Published online by Cambridge University Press: 20 May 2010
One possible approach to category recognition is to model object categories as graphs of features, and to focus mainly on the second-order (pairwise) relationships between them: category-dependent as well as perceptual grouping constraints. This differs from the popular bag-of-words model (Csurka et al. 2004), which concentrates exclusively on local features, ignoring the higher-order interactions between them. The main observation is that higher-order relationships between model features are more important for category recognition than local, first-order features. Earlier studies support the view that simple, unary features, without higher-order relationships (such as geometric constraints or conjunctions of properties), are not sufficient at higher cognitive levels where object category recognition takes place (Treisman 1986; Hummel 2000). The importance of using pairwise relationships between features was recognized early on, starting with Ullman's theory of the correspondence process, which introduced the notion of correspondence strength that takes into consideration both the local/unary affinities, but also pairwise interactions between features (Marr 1982).

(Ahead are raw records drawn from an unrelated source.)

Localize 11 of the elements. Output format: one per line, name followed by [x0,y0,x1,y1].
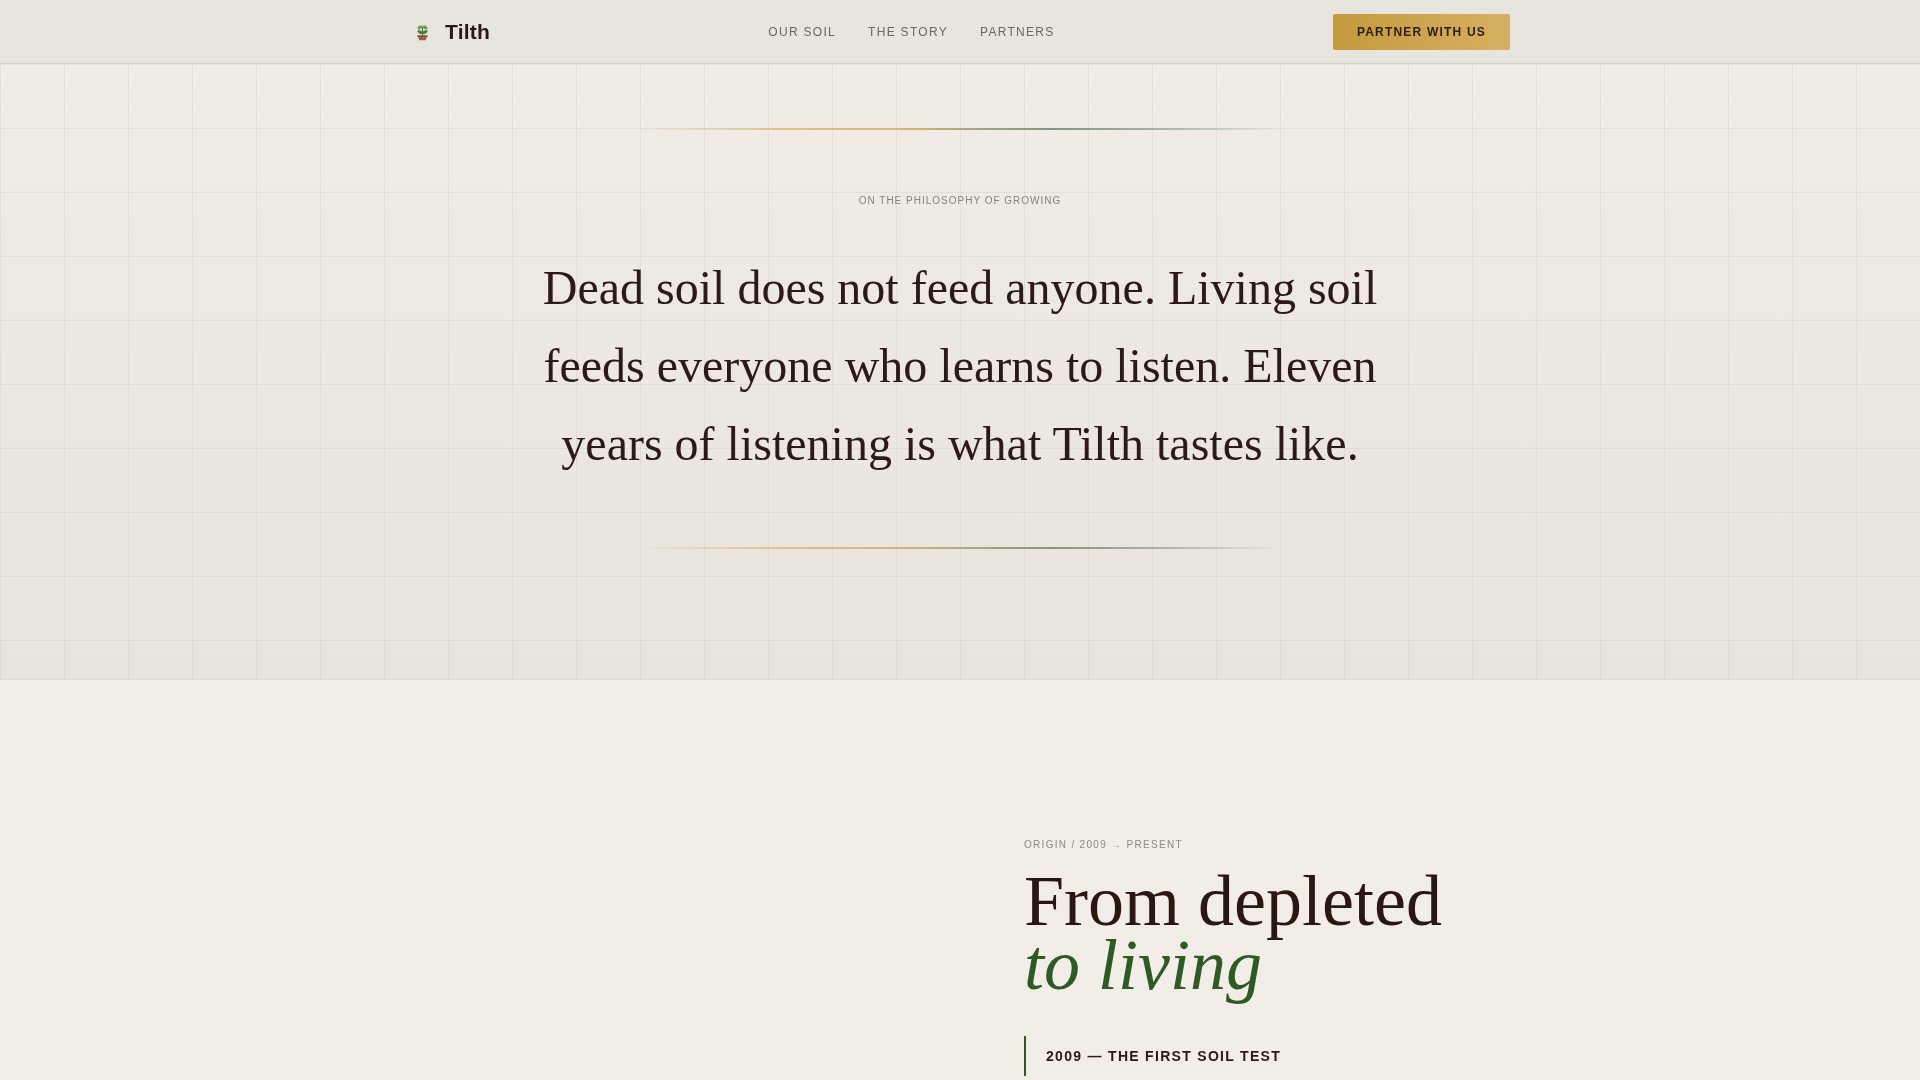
brand-name: Tilth [445,19,490,44]
partner-button[interactable]: PARTNER WITH US [1333,13,1510,50]
potted-plant-icon [416,22,429,41]
heading-accent: to living [1024,938,1262,1006]
nav-link[interactable]: OUR SOIL [768,24,837,39]
hero-eyebrow: ON THE PHILOSOPHY OF GROWING [858,195,1062,207]
section-eyebrow: ORIGIN / 2009 → PRESENT [1024,838,1183,852]
milestone-title: 2009 — THE FIRST SOIL TEST [1024,1036,1282,1076]
nav-link[interactable]: PARTNERS [980,24,1055,39]
hero-quote: Dead soil does not feed anyone. Living soil feeds everyone who learns to listen. Eleven years of listening is what Tilth tastes like. [541,260,1379,472]
nav-link[interactable]: THE STORY [868,24,948,39]
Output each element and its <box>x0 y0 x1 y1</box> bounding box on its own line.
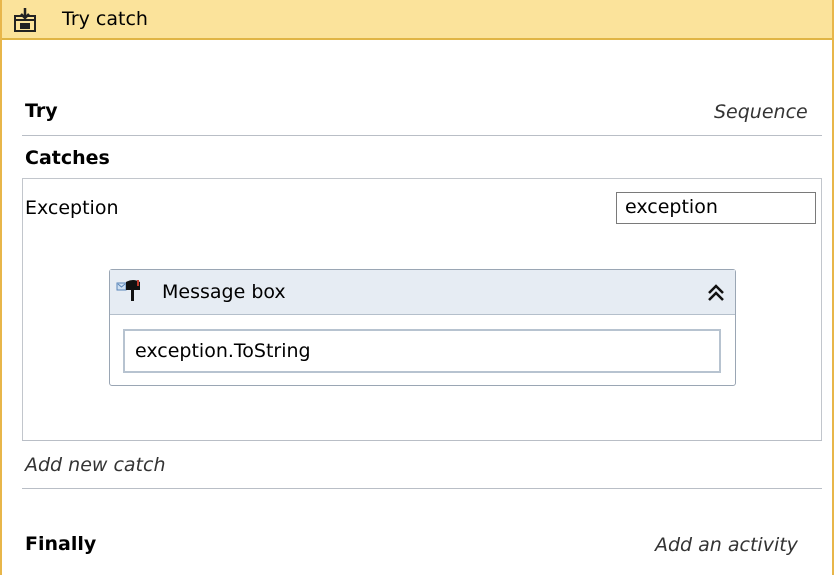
try-divider <box>22 135 822 136</box>
exception-variable-field[interactable]: exception <box>616 192 816 224</box>
finally-label: Finally <box>25 533 97 555</box>
catches-label: Catches <box>25 147 110 169</box>
try-catch-activity[interactable]: Try catch Try Sequence Catches Exception… <box>0 0 834 575</box>
activity-header[interactable]: Try catch <box>2 0 832 40</box>
try-catch-icon <box>14 8 36 32</box>
exception-type-label[interactable]: Exception <box>25 197 119 219</box>
message-box-icon <box>116 280 140 301</box>
message-box-header[interactable]: Message box <box>110 270 735 315</box>
catch-divider <box>22 440 822 441</box>
message-box-activity[interactable]: Message box exception.ToString <box>109 269 736 386</box>
finally-add-activity-link[interactable]: Add an activity <box>655 534 798 556</box>
catches-divider <box>22 488 822 489</box>
add-new-catch-link[interactable]: Add new catch <box>25 454 166 476</box>
try-label: Try <box>25 100 58 122</box>
double-chevron-up-icon[interactable] <box>702 278 730 306</box>
message-text-field[interactable]: exception.ToString <box>123 329 721 373</box>
message-box-title: Message box <box>162 281 286 303</box>
try-sequence-link[interactable]: Sequence <box>714 101 808 123</box>
activity-title: Try catch <box>62 8 148 30</box>
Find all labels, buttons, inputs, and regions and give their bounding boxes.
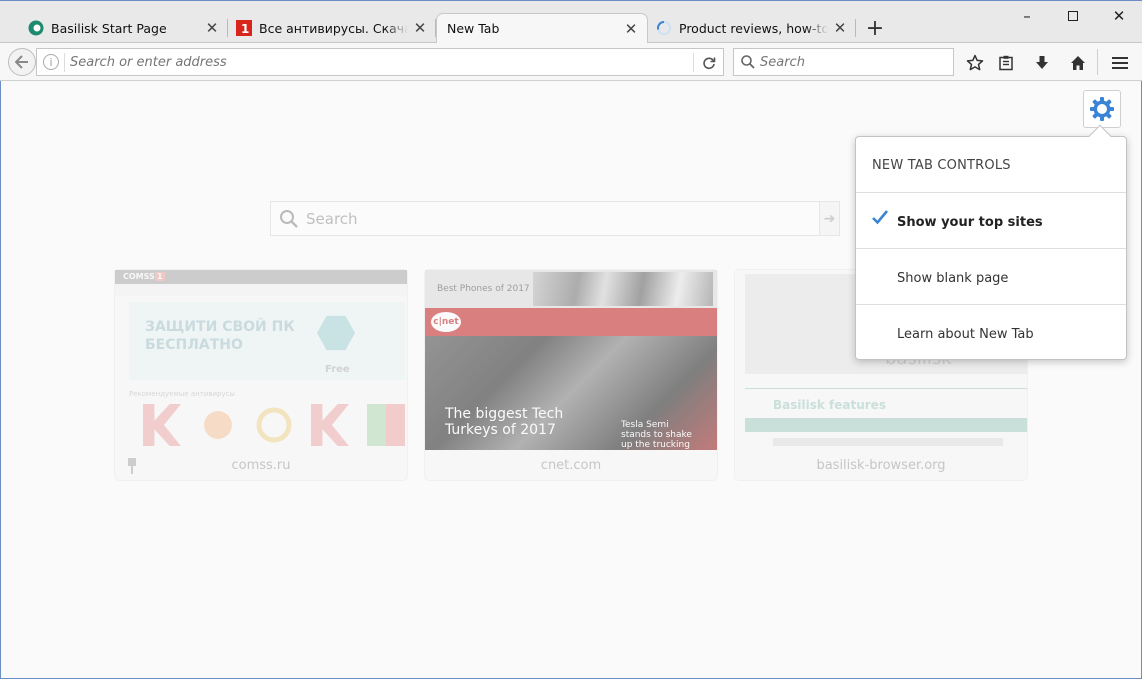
tab-title: Product reviews, how-tos, deals xyxy=(679,20,828,36)
new-tab-search-box[interactable]: Search ➔ xyxy=(270,201,840,236)
hamburger-menu-icon xyxy=(1112,57,1128,69)
title-bar: – ✕ Basilisk Start Page ✕ 1 Все антивиру… xyxy=(0,0,1142,43)
tab-cnet[interactable]: Product reviews, how-tos, deals ✕ xyxy=(648,13,856,43)
tile-label: comss.ru xyxy=(231,458,291,473)
url-input[interactable] xyxy=(70,53,680,72)
new-tab-button[interactable]: + xyxy=(860,14,890,42)
divider xyxy=(64,53,65,72)
close-window-button[interactable]: ✕ xyxy=(1096,1,1142,31)
tab-basilisk-start[interactable]: Basilisk Start Page ✕ xyxy=(20,13,228,43)
address-bar[interactable]: i xyxy=(36,48,724,76)
tile-label: cnet.com xyxy=(540,458,602,473)
tab-new-tab[interactable]: New Tab ✕ xyxy=(436,13,648,43)
close-icon[interactable]: ✕ xyxy=(623,20,639,38)
panel-title: NEW TAB CONTROLS xyxy=(872,158,1011,173)
option-learn-about-new-tab[interactable]: Learn about New Tab xyxy=(856,304,1126,360)
download-arrow-icon xyxy=(1036,56,1048,69)
thumb-banner-line: ЗАЩИТИ СВОЙ ПК xyxy=(145,319,295,335)
maximize-button[interactable] xyxy=(1050,1,1096,31)
thumb-side-text: stands to shake xyxy=(621,430,692,440)
tile-label: basilisk-browser.org xyxy=(816,458,946,473)
divider xyxy=(693,53,694,72)
loading-spinner-icon xyxy=(656,20,672,36)
info-icon[interactable]: i xyxy=(43,54,59,70)
navigation-toolbar: i xyxy=(0,42,1142,81)
thumb-logo: c|net xyxy=(431,312,461,332)
close-icon[interactable]: ✕ xyxy=(412,19,428,37)
search-placeholder: Search xyxy=(306,210,358,228)
reload-icon[interactable] xyxy=(699,53,719,72)
downloads-button[interactable] xyxy=(1030,51,1054,75)
search-icon xyxy=(741,55,755,69)
top-site-tile-comss[interactable]: COMSS 1 ЗАЩИТИ СВОЙ ПК БЕСПЛАТНО Free Реко… xyxy=(115,270,407,480)
thumb-heading: Basilisk features xyxy=(773,398,886,412)
thumb-banner-line: БЕСПЛАТНО xyxy=(145,337,243,353)
gear-icon xyxy=(1090,97,1114,121)
top-site-tile-cnet[interactable]: Best Phones of 2017 c|net The biggest Te… xyxy=(425,270,717,480)
site-thumbnail: Best Phones of 2017 c|net The biggest Te… xyxy=(425,270,717,450)
thumb-section-title: Рекомендуемые антивирусы xyxy=(129,390,235,398)
thumb-logo-mark: 1 xyxy=(155,272,165,281)
basilisk-icon xyxy=(28,20,44,36)
svg-text:1: 1 xyxy=(241,22,249,36)
tab-title: Все антивирусы. Скачать бесплатные xyxy=(259,20,408,36)
thumb-badge: Free xyxy=(325,364,350,375)
close-icon[interactable]: ✕ xyxy=(204,19,220,37)
star-icon xyxy=(966,54,984,71)
back-button[interactable] xyxy=(8,48,36,76)
option-label: Show blank page xyxy=(897,271,1009,286)
tab-title: New Tab xyxy=(447,21,500,36)
thumb-logo: COMSS xyxy=(123,272,155,281)
home-button[interactable] xyxy=(1066,51,1090,75)
site-thumbnail: COMSS 1 ЗАЩИТИ СВОЙ ПК БЕСПЛАТНО Free Реко… xyxy=(115,270,407,450)
thumb-side-text: up the trucking xyxy=(621,440,690,450)
bookmarks-menu-button[interactable] xyxy=(994,51,1018,75)
plus-icon: + xyxy=(865,15,885,41)
search-input[interactable] xyxy=(760,53,950,72)
search-go-button[interactable]: ➔ xyxy=(819,202,839,235)
clipboard-list-icon xyxy=(999,55,1013,71)
tab-comss[interactable]: 1 Все антивирусы. Скачать бесплатные ✕ xyxy=(228,13,436,43)
option-show-top-sites[interactable]: Show your top sites xyxy=(856,192,1126,248)
option-label: Show your top sites xyxy=(897,215,1043,230)
search-icon xyxy=(280,210,298,228)
thumb-headline: Turkeys of 2017 xyxy=(445,422,556,438)
checkmark-icon xyxy=(872,210,889,225)
new-tab-settings-button[interactable] xyxy=(1083,90,1121,128)
toolbar-search-box[interactable] xyxy=(733,48,954,76)
comss-icon: 1 xyxy=(236,20,252,36)
divider xyxy=(1097,49,1098,75)
tab-title: Basilisk Start Page xyxy=(51,20,167,36)
minimize-button[interactable]: – xyxy=(1004,1,1050,31)
thumb-side-text: Tesla Semi xyxy=(621,420,669,430)
new-tab-controls-panel: NEW TAB CONTROLS Show your top sites Sho… xyxy=(855,124,1127,360)
bookmark-star-button[interactable] xyxy=(963,51,987,75)
maximize-icon xyxy=(1068,11,1078,21)
option-label: Learn about New Tab xyxy=(897,327,1034,342)
arrow-left-icon xyxy=(15,55,28,69)
option-show-blank-page[interactable]: Show blank page xyxy=(856,248,1126,304)
close-icon[interactable]: ✕ xyxy=(832,19,848,37)
thumb-headline: The biggest Tech xyxy=(445,406,564,422)
home-icon xyxy=(1071,56,1085,70)
menu-button[interactable] xyxy=(1108,51,1132,75)
thumb-banner-text: Best Phones of 2017 xyxy=(437,284,530,294)
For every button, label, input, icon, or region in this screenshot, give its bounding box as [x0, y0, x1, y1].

More generally, using pairwise or global geometric constraints between contour fragments was explored extensively in early work. For example, interpretation trees were used to find correspondences between contour fragments, aligning an object model and the object instance in a novel image of a cluttered scene (Grimson and Lozano-Pérez 1987; Grimson 1990a). Other approaches relied on more global techniques based on transformation voting alignment (Lowe 1985), as well as geometric reasoning on groups of fragments (Goad 1983; Brooks 1981).